Neurological diseases are observed in approximately 1 billion people worldwide. A further increase is foreseen at the global level as a result of population growth and aging. Individuals with neurological disorders often experience cognitive, motor, sensory, and lower extremity dysfunctions. Thus, the possibility of falling and balance problems arise due to the postural control deficiencies that occur as a result of the deterioration in the integration of multi-sensory information. We propose a novel rehabilitation framework, Integrated Balance Rehabilitation (I-BaR), to improve the effectiveness of the rehabilitation with objective assessment, individualized therapy, convenience with different disability levels and adoption of assist-as-needed paradigm and, with integrated rehabilitation process as whole, that is, ankle-foot preparation, balance, and stepping phases, respectively. Integrated Balance Rehabilitation allows patients to improve their balance ability by providing multi-modal feedback: visual via utilization of virtual reality; vestibular via anteroposterior and mediolateral perturbations with the robotic platform; proprioceptive via haptic feedback.

查看原文本刊更多论文

I-BaR：综合平衡康复框架

全世界约有 10 亿人患有神经系统疾病。随着人口增长和老龄化的加剧，预计全球患病人数还会进一步增加。神经系统疾病患者通常会出现认知、运动、感觉和下肢功能障碍。因此，由于多感官信息整合能力的退化而导致的姿势控制缺陷，可能会引发跌倒和平衡问题。我们提出了一个新颖的康复框架--综合平衡康复（I-BaR），通过客观评估、个性化治疗、方便不同残疾程度的患者和采用按需辅助的模式，以及综合康复过程的整体性，即分别在踝足准备阶段、平衡阶段和迈步阶段，来提高康复的有效性。综合平衡康复通过提供多模式反馈来提高患者的平衡能力：利用虚拟现实技术提供视觉反馈；通过机器人平台的前胸和内外侧扰动提供前庭反馈；通过触觉反馈提供本体感觉反馈。

本文章由计算机程序翻译，如有差异，请以英文原文为准。

求助全文

约1分钟内获得全文求助全文

来源期刊

Frontiers in Neurorobotics COMPUTER SCIENCE, ARTIFICIAL INTELLIGENCER-ROBOTICS

CiteScore

5.20

自引率

6.50%

发文量

250

审稿时长

14 weeks

期刊介绍： Frontiers in Neurorobotics publishes rigorously peer-reviewed research in the science and technology of embodied autonomous neural systems.
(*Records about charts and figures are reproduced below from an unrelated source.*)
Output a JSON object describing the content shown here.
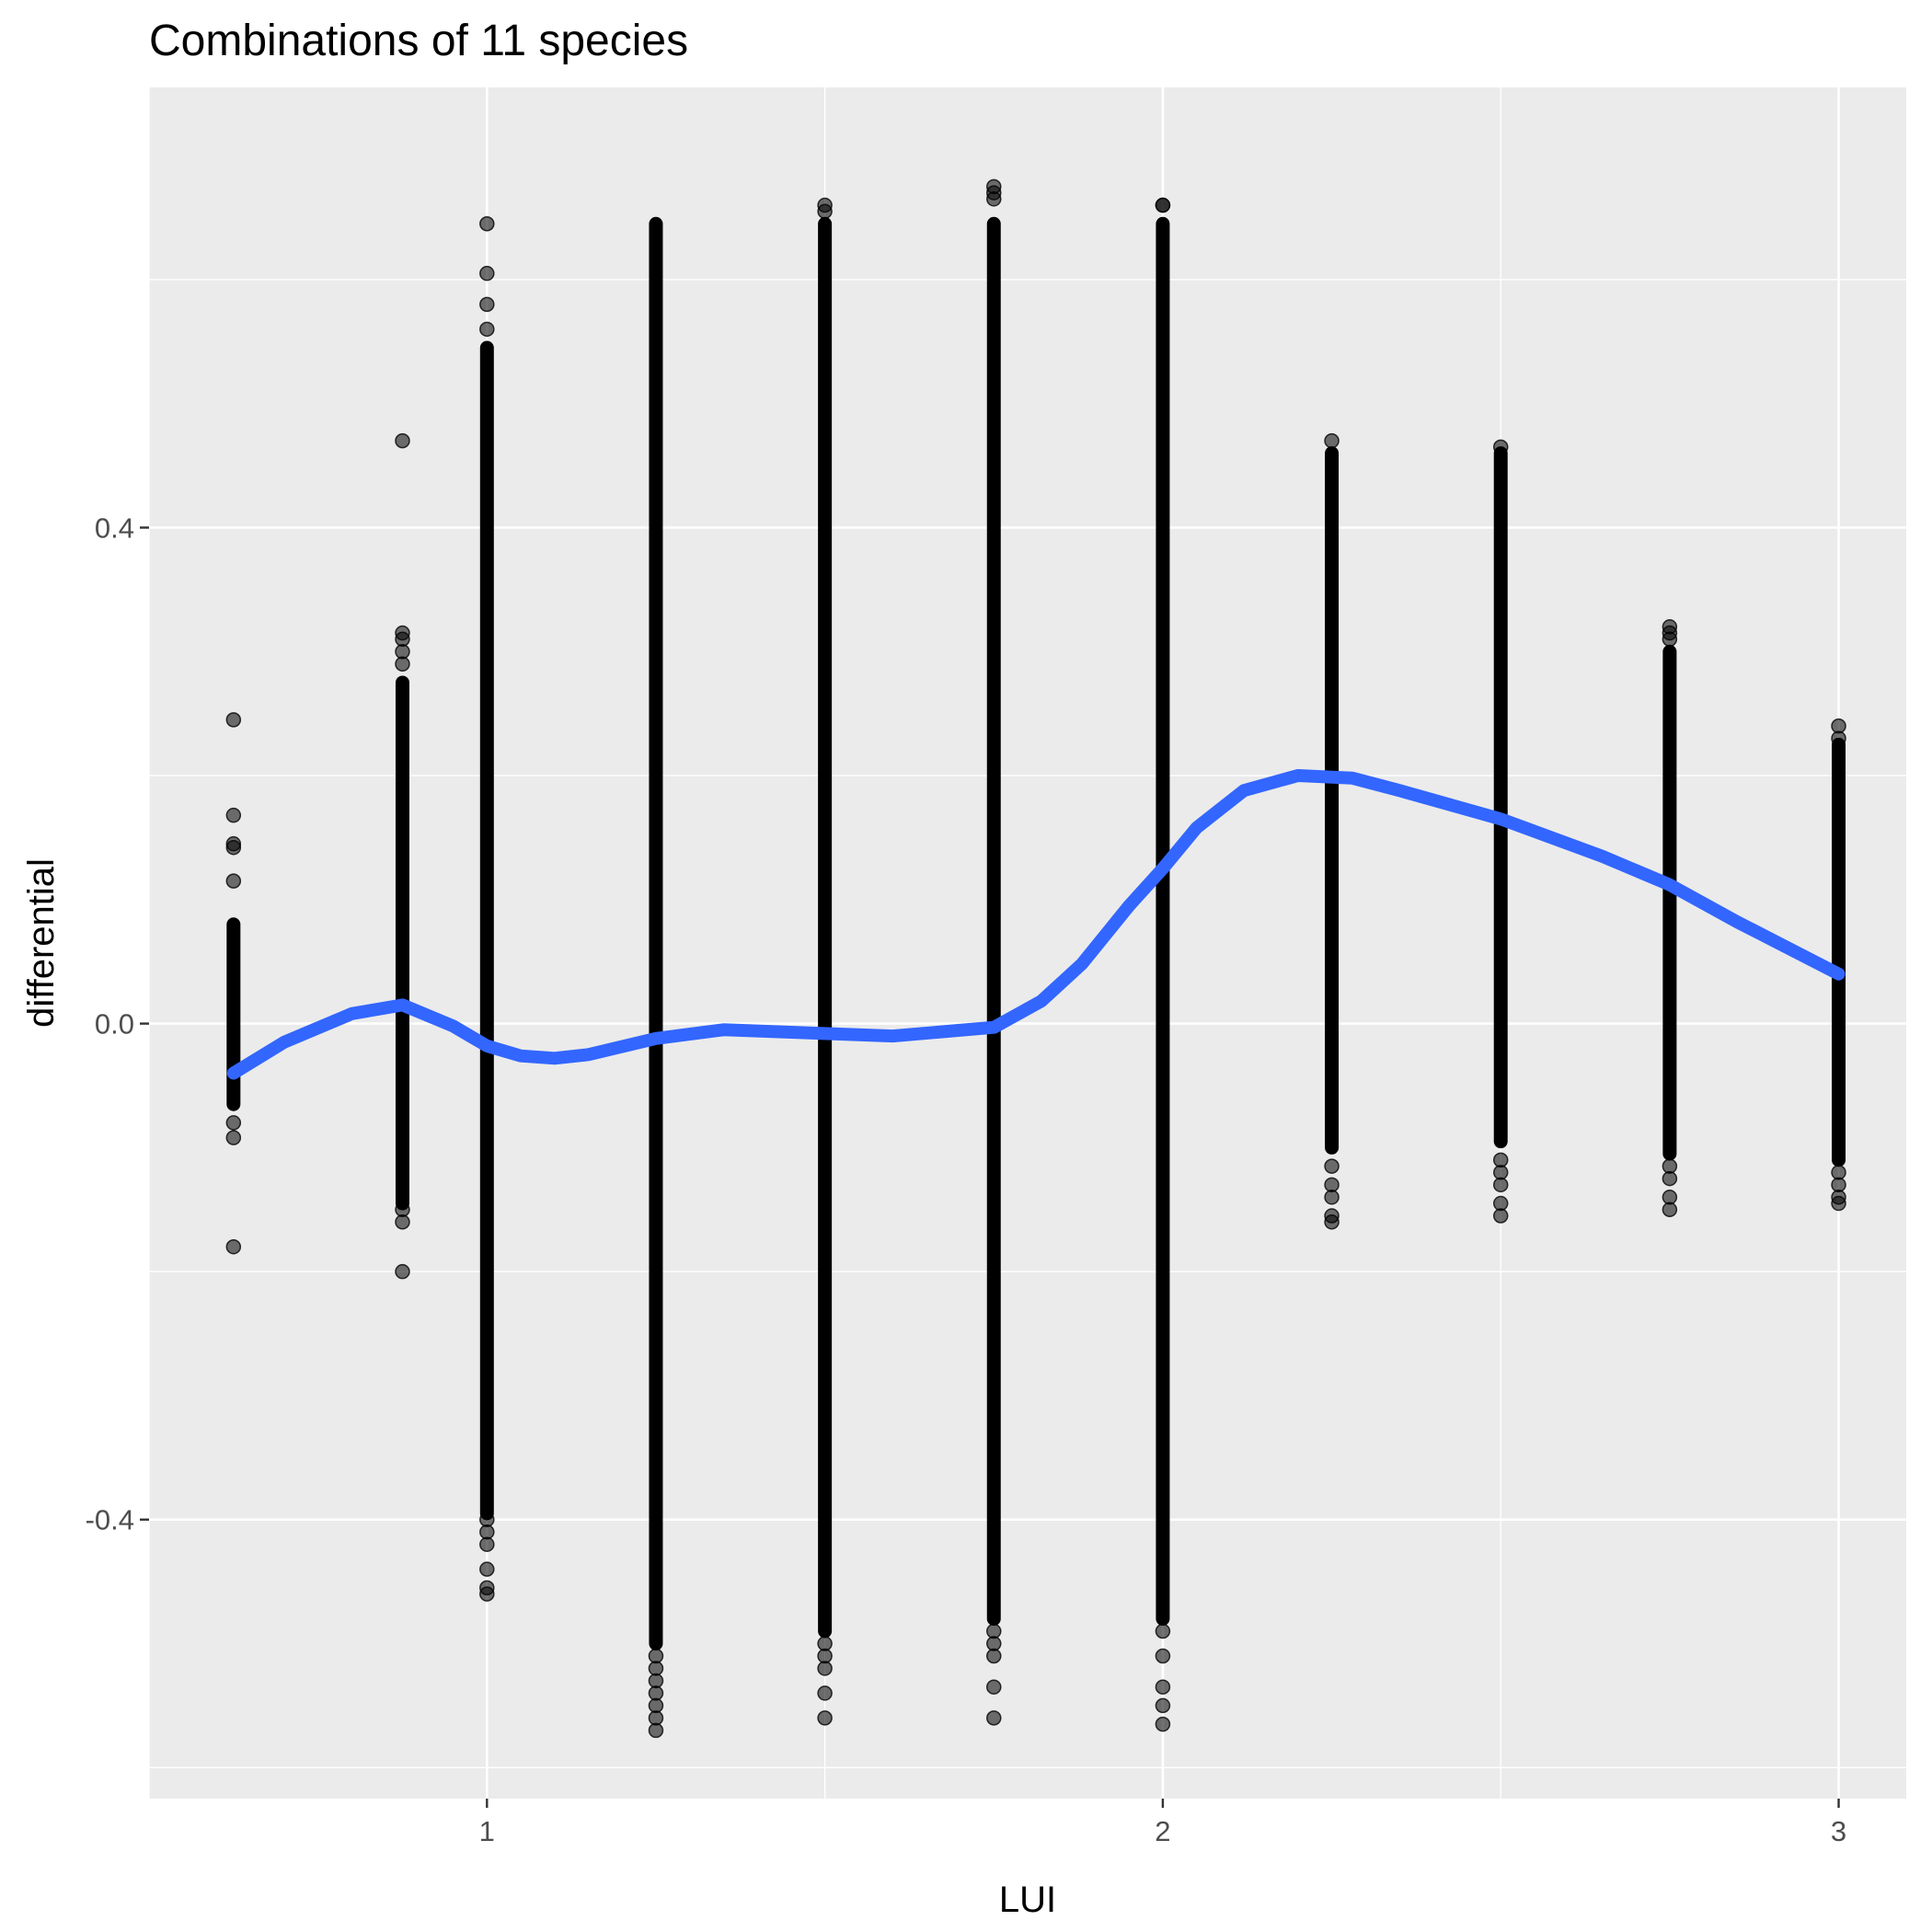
{
  "chart_data": {
    "type": "scatter",
    "title": "Combinations of 11 species",
    "xlabel": "LUI",
    "ylabel": "differential",
    "xlim": [
      0.5,
      3.1
    ],
    "ylim": [
      -0.625,
      0.755
    ],
    "x_ticks": [
      1,
      2,
      3
    ],
    "x_tick_labels": [
      "1",
      "2",
      "3"
    ],
    "y_ticks": [
      -0.4,
      0.0,
      0.4
    ],
    "y_tick_labels": [
      "-0.4",
      "0.0",
      "0.4"
    ],
    "grid": true,
    "legend": "none",
    "colors": {
      "panel": "#EBEBEB",
      "grid": "#FFFFFF",
      "points": "#000000",
      "smooth": "#3366FF"
    },
    "point_groups": [
      {
        "x": 0.625,
        "band_min": -0.065,
        "band_max": 0.08,
        "outliers": [
          0.245,
          0.168,
          0.145,
          0.142,
          0.115,
          -0.08,
          -0.092,
          -0.18
        ]
      },
      {
        "x": 0.875,
        "band_min": -0.145,
        "band_max": 0.275,
        "outliers": [
          0.47,
          0.315,
          0.31,
          0.3,
          0.29,
          -0.15,
          -0.16,
          -0.2
        ]
      },
      {
        "x": 1.0,
        "band_min": -0.395,
        "band_max": 0.545,
        "outliers": [
          0.645,
          0.605,
          0.58,
          0.56,
          -0.4,
          -0.41,
          -0.42,
          -0.44,
          -0.455,
          -0.46
        ]
      },
      {
        "x": 1.25,
        "band_min": -0.5,
        "band_max": 0.645,
        "outliers": [
          -0.51,
          -0.52,
          -0.53,
          -0.54,
          -0.55,
          -0.56,
          -0.57
        ]
      },
      {
        "x": 1.5,
        "band_min": -0.49,
        "band_max": 0.645,
        "outliers": [
          0.655,
          0.66,
          -0.5,
          -0.51,
          -0.52,
          -0.54,
          -0.56
        ]
      },
      {
        "x": 1.75,
        "band_min": -0.48,
        "band_max": 0.645,
        "outliers": [
          0.665,
          0.67,
          0.675,
          -0.49,
          -0.5,
          -0.51,
          -0.535,
          -0.56
        ]
      },
      {
        "x": 2.0,
        "band_min": -0.48,
        "band_max": 0.645,
        "outliers": [
          0.66,
          0.66,
          -0.49,
          -0.51,
          -0.535,
          -0.55,
          -0.565
        ]
      },
      {
        "x": 2.25,
        "band_min": -0.1,
        "band_max": 0.46,
        "outliers": [
          0.47,
          -0.115,
          -0.13,
          -0.14,
          -0.155,
          -0.16
        ]
      },
      {
        "x": 2.5,
        "band_min": -0.095,
        "band_max": 0.46,
        "outliers": [
          0.465,
          -0.11,
          -0.12,
          -0.13,
          -0.145,
          -0.155
        ]
      },
      {
        "x": 2.75,
        "band_min": -0.105,
        "band_max": 0.3,
        "outliers": [
          0.32,
          0.315,
          0.31,
          -0.115,
          -0.125,
          -0.14,
          -0.15
        ]
      },
      {
        "x": 3.0,
        "band_min": -0.11,
        "band_max": 0.225,
        "outliers": [
          0.24,
          0.23,
          -0.12,
          -0.13,
          -0.14,
          -0.145
        ]
      }
    ],
    "smooth_line": {
      "x": [
        0.625,
        0.7,
        0.8,
        0.875,
        0.95,
        1.0,
        1.05,
        1.1,
        1.15,
        1.25,
        1.35,
        1.5,
        1.6,
        1.75,
        1.82,
        1.88,
        1.95,
        2.0,
        2.05,
        2.12,
        2.2,
        2.28,
        2.35,
        2.5,
        2.65,
        2.75,
        2.85,
        3.0
      ],
      "y": [
        -0.04,
        -0.015,
        0.008,
        0.015,
        -0.002,
        -0.018,
        -0.026,
        -0.028,
        -0.025,
        -0.012,
        -0.005,
        -0.008,
        -0.01,
        -0.003,
        0.018,
        0.048,
        0.095,
        0.125,
        0.158,
        0.188,
        0.2,
        0.198,
        0.188,
        0.165,
        0.135,
        0.112,
        0.082,
        0.04
      ]
    }
  }
}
Specialty Chief Editors Alois C. Knoll and Florian Röhrbein at the Technische Universität München are supported by an outstanding Editorial Board of international experts. This multidisciplinary open-access journal is at the forefront of disseminating and communicating scientific knowledge and impactful discoveries to researchers, academics and the public worldwide. Neural systems include brain-inspired algorithms (e.g. connectionist networks), computational models of biological neural networks (e.g. artificial spiking neural nets, large-scale simulations of neural microcircuits) and actual biological systems (e.g. in vivo and in vitro neural nets). The focus of the journal is the embodiment of such neural systems in artificial software and hardware devices, machines, robots or any other form of physical actuation. This also includes prosthetic devices, brain machine interfaces, wearable systems, micro-machines, furniture, home appliances, as well as systems for managing micro and macro infrastructures. Frontiers in Neurorobotics also aims to publish radically new tools and methods to study plasticity and development of autonomous self-learning systems that are capable of acquiring knowledge in an open-ended manner. Models complemented with experimental studies revealing self-organizing principles of embodied neural systems are welcome. Our journal also publishes on the micro and macro engineering and mechatronics of robotic devices driven by neural systems, as well as studies on the impact that such systems will have on our daily life.